Saat itu pula saya sadari betapa beragamnya motivasi tiap manusia. Jika bekerja di kantor adalah cita-citanya, dan ia bahagia menjalaninya, apa hak saya untuk menyarankannya berhenti?

Sayangnya, manusia bukanlah kucing. Makanan, minuman, dan tempat berlindung semata tidak akan segampang itu memuaskan. Banyak dari kita lebih suka bertahan di zona nyaman, sementara spektrum kebahagiaan/kenikmatan begitu luas.

Ini merupakan persoalan yang jauh lebih rumit. Tak semudah itu. Proses pencarian makna—setidaknya makna yang personal—adalah perjalanan yang harus dilalui individu sendirian.

Membangun Candi Makna

Terkadang jika Anda mengamati sekeliling, akan Anda temukan orang-orang yang jauh lebih tua, yang sibuk menggulir beranda Facebook-nya dari atas ke bawah, dari atas ke bawah, tanpa pernah sekalipun mempertanyakan hakikatnya sebagai manusia, apalagi sampai mengalami krisis eksistensial.

Kendatipun banyak mengecap asam garam, keabsurdan eksistensi seakan tak pernah terlintas di dalam lewah pikir mereka—yang mana manusia selalu bergerak ke masa depan, dan masa depan kian mendekatkan manusia kepada kematian. Ini menunjukkan bahwa usia fisik sangat jauh berbeda dengan usia mental.

Saya pernah mendiskusikan ini dengan seorang teman bule dari Spanyol. Dirinya adalah seorang Buddhis.

“Semakin dini kau mengalami krisis eksistensial, semakin bagus. Pencarian akan makna, ialah candi yang harus kaubangun sendiri. Tiap batasnya harus kau cetak dan kau susun seorang diri,” kata ia. “Kau harus berontak melawan keabsurdan hidup.”

Terlepas dari benar/tidaknya, kata-kata tersebut berhasil menetap di dalam batok kepala saya serupa kanker.

***

Situasi kita pada zaman now ini mungkin adalah bagian dari eksperimen terbesar sejarah manusia.
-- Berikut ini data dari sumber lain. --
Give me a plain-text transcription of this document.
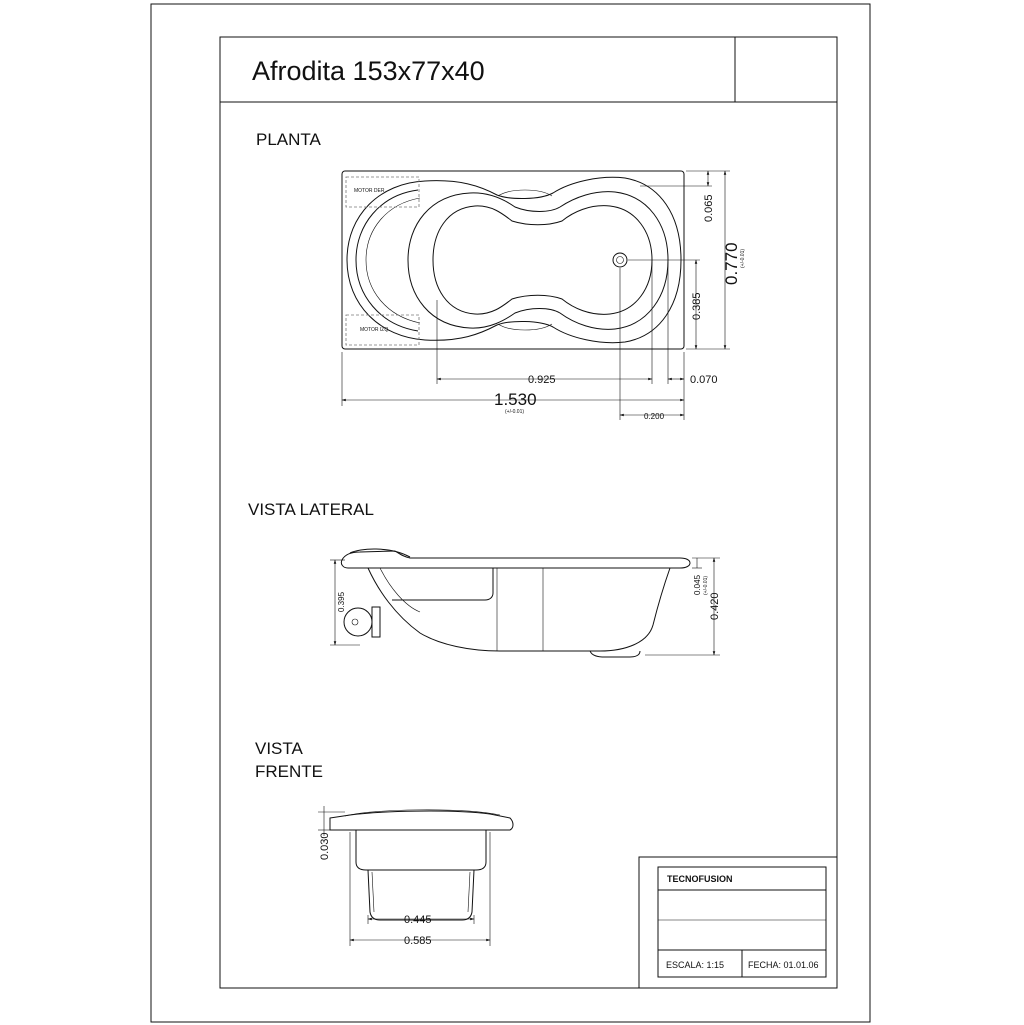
Afrodita 153x77x40
PLANTA
VISTA LATERAL
VISTA
FRENTE
MOTOR DER.
MOTOR IZQ.
1.530
(+/-0.01)
0.925	0.070
0.200
0.770 (+/-0.01)
0.065
0.385
0.395
0.045 (+/-0.01)
0.420
0.030
0.445
0.585
TECNOFUSION
ESCALA: 1:15	FECHA: 01.01.06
Kita dianugerahi teknologi canggih, pendidikan, internet, akses informasi tiada batas, realitas virtual, dan lain sebagainya.

Namun tetap saja, akan selalu muncul orang-orang dengan umpatan seperti, “Oke, oke, terima kasih atas teknologi, internet, dan lain sebagainya. Cuma, kenapa kehidupan masih saja terasa hampa pada tingkatan-tingkatan tertentu? Dan sebenarnya, apa pula yang sedang kita lakukan sekarang ini?”

Apa pula yang Sedang Kita Lakukan Sekarang Ini?

Setiap zaman memiliki cobaan. Krisis eksistensial mungkin akan selalu milik kita. Jika saja kematian tak pernah ada dan kehidupan bisa abadi selamanya, mungkin tujuan dan makna akan kembali kepada tuannya: manusia.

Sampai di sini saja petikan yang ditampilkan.